What a great little story! I’m thinking Scott got the raw end of that deal!
Thank you- I guess I have to write the rest to find out- lol.
An unusual story. …great entry for the challenge.
Would like to invite you to The Rule of Three Blogfest —a month-long extravaganza in the fictional town of Renaissance this October, with some great prizes, comment love, and of course, a lot of exposure for your writing.
Zopher and Scott could come to the town of Renaissance, and fit right in! 🙂
Thank you- I’ll pop over and check it out right now- thanks for the invite.
Alica,
Powerful story. To take on someone else’s karma, WOW! This is amazing!
Patricia T.
Thank you so much! Taking on some one’s karma would be a huge thing he must be desperate!

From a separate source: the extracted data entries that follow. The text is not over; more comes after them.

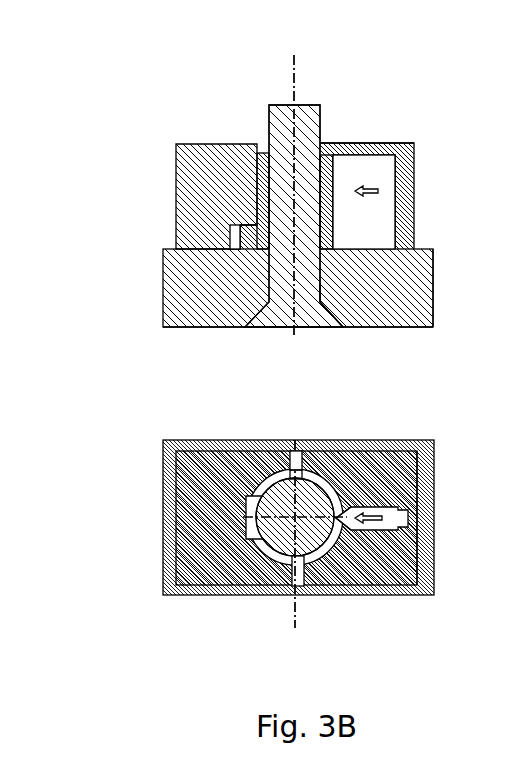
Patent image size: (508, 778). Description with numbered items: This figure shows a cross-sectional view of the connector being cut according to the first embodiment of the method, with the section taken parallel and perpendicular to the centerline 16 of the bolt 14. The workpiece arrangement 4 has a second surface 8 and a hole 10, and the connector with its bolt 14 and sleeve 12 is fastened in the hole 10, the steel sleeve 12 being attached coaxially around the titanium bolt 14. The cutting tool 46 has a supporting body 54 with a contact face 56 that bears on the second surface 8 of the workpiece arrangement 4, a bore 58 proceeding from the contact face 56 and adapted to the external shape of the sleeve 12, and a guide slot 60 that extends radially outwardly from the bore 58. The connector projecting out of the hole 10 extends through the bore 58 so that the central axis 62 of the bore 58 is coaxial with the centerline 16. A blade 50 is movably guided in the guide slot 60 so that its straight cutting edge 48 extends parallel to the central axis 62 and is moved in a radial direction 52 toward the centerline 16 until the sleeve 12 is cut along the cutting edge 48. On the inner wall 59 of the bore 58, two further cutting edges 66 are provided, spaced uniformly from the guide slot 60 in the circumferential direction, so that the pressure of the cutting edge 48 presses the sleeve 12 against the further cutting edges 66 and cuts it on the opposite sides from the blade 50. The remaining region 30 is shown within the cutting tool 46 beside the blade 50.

The workpiece arrangement 4 is at (192, 310).
The second surface 8 is at (322, 284).
The hole 10 is at (433, 319).
The sleeve 12 is at (250, 150).
The bolt 14 is at (286, 122).
The centerline 16 is at (298, 106).
The receiving space 30 is at (333, 233).
The cutting tool 46 is at (360, 143).
The cutting edge 48 is at (340, 144).
The blade 50 is at (386, 167).
The radial direction 52 is at (370, 184).
The supporting body 54 is at (223, 178).
The contact face 56 is at (408, 254).
The bore 58 is at (262, 151).
The inner wall 59 is at (225, 238).
The guide slot 60 is at (323, 157).
The central axis 62 is at (294, 341).
The further cutting edges 66 is at (265, 490).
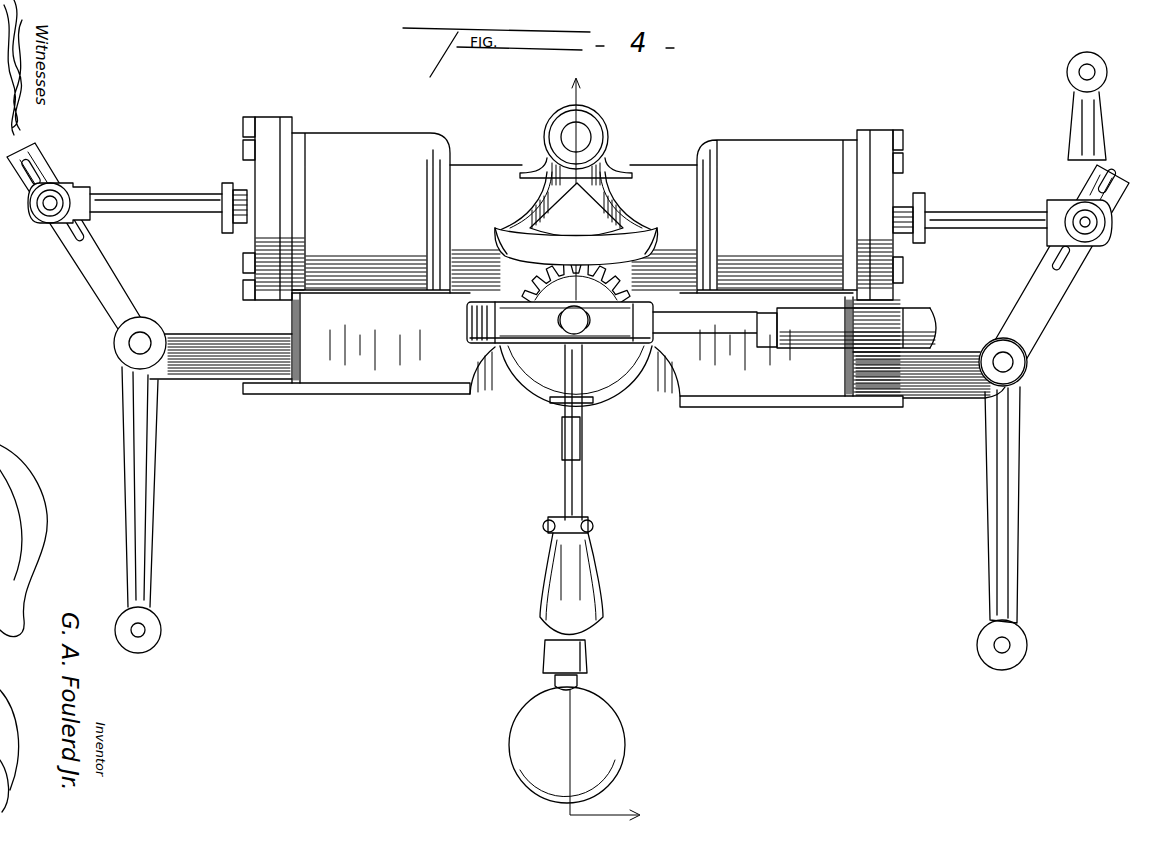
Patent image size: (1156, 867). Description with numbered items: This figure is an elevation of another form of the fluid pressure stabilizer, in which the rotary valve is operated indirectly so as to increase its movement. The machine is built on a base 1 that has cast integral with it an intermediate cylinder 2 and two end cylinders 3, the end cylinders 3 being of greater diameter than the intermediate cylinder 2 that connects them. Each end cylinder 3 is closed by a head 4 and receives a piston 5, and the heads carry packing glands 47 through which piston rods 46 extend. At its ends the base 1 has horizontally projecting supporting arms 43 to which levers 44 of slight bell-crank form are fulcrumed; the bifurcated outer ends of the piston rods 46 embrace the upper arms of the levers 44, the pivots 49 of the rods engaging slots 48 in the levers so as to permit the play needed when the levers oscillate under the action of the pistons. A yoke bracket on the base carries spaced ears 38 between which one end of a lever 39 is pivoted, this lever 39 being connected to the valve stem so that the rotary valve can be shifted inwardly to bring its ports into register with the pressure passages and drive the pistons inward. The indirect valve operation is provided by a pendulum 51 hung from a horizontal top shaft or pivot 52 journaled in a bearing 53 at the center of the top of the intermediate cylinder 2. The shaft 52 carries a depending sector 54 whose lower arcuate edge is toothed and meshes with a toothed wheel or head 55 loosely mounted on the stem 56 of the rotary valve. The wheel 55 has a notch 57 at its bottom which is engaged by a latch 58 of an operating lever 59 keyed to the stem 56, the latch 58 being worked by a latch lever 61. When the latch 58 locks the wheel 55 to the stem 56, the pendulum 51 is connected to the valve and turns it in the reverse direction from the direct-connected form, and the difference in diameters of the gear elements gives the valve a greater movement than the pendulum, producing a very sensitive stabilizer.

I want the backstory. Nicely done. Mine is #72
Thank you- I made it through the first 200 today so I know I read yours. Thanks for stopping by!
Dark and intriguing! Like how you incorporated the senses.

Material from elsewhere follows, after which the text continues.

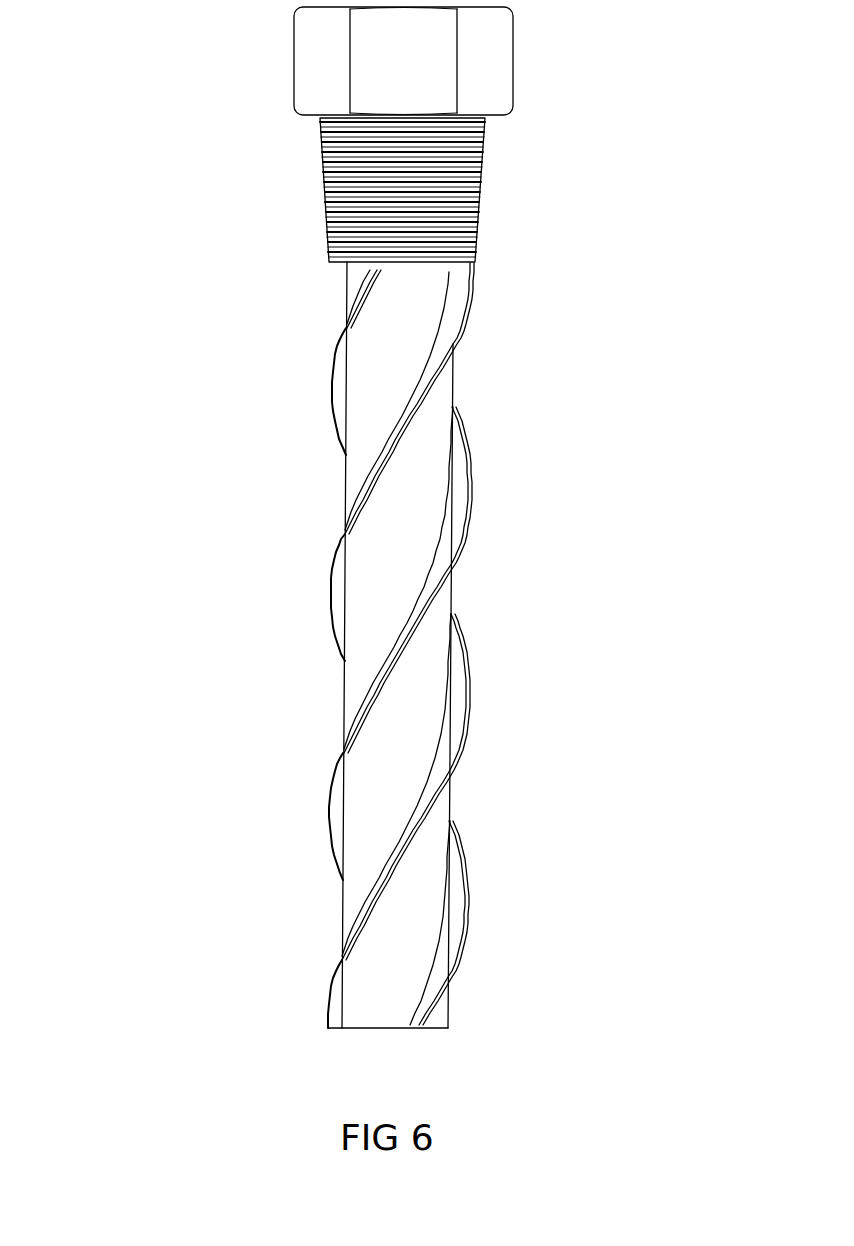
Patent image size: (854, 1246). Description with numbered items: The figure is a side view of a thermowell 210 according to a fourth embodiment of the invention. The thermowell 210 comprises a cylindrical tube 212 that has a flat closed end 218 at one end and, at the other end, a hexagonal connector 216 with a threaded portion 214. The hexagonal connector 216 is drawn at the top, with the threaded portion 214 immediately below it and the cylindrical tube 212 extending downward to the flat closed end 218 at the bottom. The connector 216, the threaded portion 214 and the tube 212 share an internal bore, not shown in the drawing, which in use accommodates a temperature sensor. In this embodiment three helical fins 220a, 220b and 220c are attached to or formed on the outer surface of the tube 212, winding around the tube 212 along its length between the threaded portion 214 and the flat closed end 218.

Thank you so much! My critique group calls me a description whore- I”m glad I didn’t over do it.
Dude, I really like the name Zopher. Great job!

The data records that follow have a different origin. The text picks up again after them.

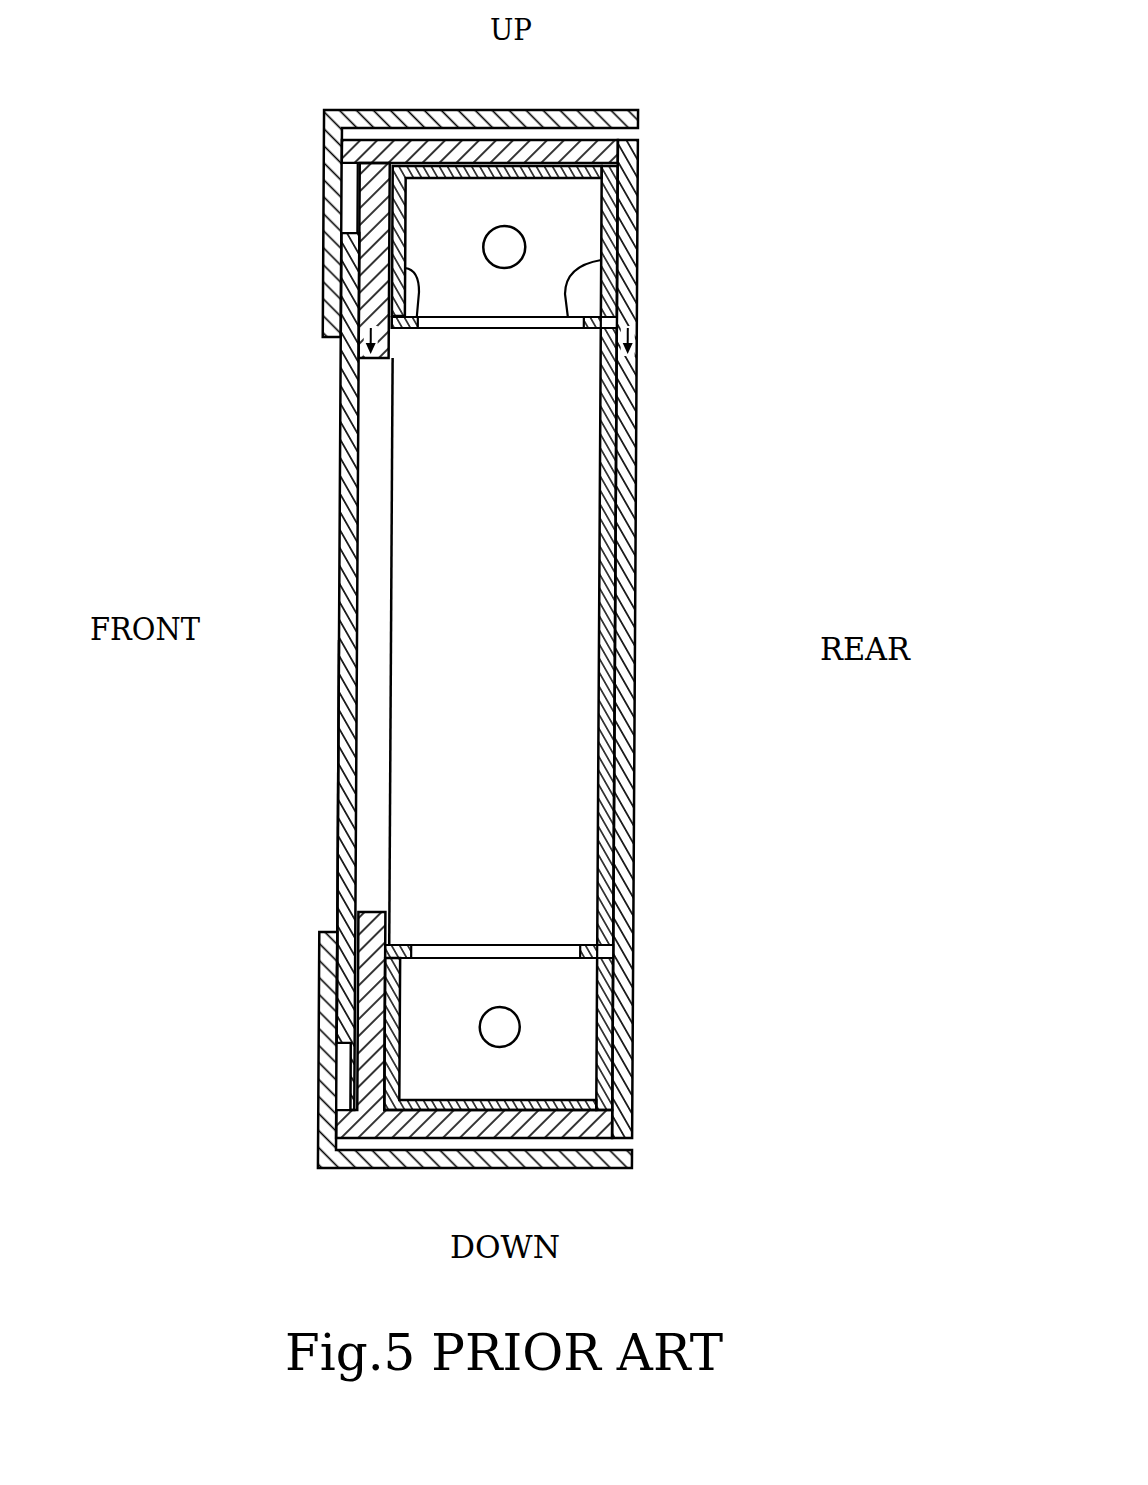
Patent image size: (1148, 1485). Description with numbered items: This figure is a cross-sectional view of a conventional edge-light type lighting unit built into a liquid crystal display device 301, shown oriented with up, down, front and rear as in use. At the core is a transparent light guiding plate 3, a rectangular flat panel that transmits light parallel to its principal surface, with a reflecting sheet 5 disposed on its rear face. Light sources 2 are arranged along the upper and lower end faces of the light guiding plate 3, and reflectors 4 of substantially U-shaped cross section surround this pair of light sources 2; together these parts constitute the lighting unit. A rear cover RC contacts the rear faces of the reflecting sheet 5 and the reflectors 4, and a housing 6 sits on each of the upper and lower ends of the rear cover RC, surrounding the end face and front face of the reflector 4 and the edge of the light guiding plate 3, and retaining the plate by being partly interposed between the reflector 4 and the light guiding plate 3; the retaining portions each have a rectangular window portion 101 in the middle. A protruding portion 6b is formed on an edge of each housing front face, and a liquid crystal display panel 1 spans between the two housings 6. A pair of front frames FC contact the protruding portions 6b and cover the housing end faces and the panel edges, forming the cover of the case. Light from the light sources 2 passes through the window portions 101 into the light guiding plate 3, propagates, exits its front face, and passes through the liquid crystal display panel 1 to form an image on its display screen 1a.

The liquid crystal display device 301 is at (645, 78).
The front frame FC is at (324, 121).
The rear cover RC is at (628, 735).
The protruding portion 6b is at (342, 152).
The housing 6 is at (372, 193).
The liquid crystal display panel 1 is at (348, 380).
The display screen 1a is at (343, 745).
The reflecting sheet 5 is at (610, 410).
The window portion 101 is at (620, 253).
The reflector 4 is at (598, 282).
The light source 2 is at (526, 243).
The light guiding plate 3 is at (565, 522).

Zopher was an ancestor of mine from the civil war 🙂
That’s a very interesting story! It’s good like this, but I think it bears expansion, even into novel length.
Thank you! I have a few requests I’ll have to figure out what happens next.
Lots of vivid imagery, and definitely another one of these mini-stories I can see being extended into a longer version.
And the literal videos always make me giggle!
Thank you so much. And I’m glad you liked the video.
How creepy! Very good imagery. This would make a great beginning for a longer story.
Thank you so much- I’ll have to mull it over who knows what happens next.
Fascinating story. It makes me wonder what type of being Zopher. Scott is certainly in a dark place. Zopher may be in for more than he bargained for.
Zopher certainly has his work cut out for him. Thanks for stopping by.
First of all, I love the name Zopher — a perfect fit for a character as strange and as curious as he is! There’s a grittiness to this story that I approve of. I love reading dirty, earthy fiction!
Good work, Alica! Don’t be nervous about showing the world your writing — that’s the only way any of us will ever get better. 🙂
Thank you so much- Zopher is actually an ancestors name- it has always stuck with me.
Nicely done! It’s imaginative and original.
Great voice and interesting premise. Well done.
Hi, thought I’d nip by, we’re in Urban Fantasy group together.
I like your flash fiction piece. Dark…very dark. 😉
Thank you- and very glad to meet you.
HI, Alica,
I really enjoyed your story…. Since I am a judge, I gently want to point out there were a few grammar errors. However, your story did make my top five list. Congratulations, and good luck with the rest of the challenge.
Thank you so much for looking past my grammar- it is my greatest weakness- would I be able to fix it beofre the final round of judging? I am thrilled to be chosen either way, and I’ll have someone look over my work before I post next time.
Hi Alicia!
Thanks for stopping by my blog. I love that we’re getting a scene from a “walk in” and the odd sort of flavor to it.
Thank you- I’m glad you enjoyed it.
OMG I loved that story. It really held me and I want more. Kudos!!!!!
Well that was interesintg – I thught it was Scott who had to choose – then it was actually Zopher. Nice work!
AliB
I totally want to find out more! That was a very cool entry. Good job!!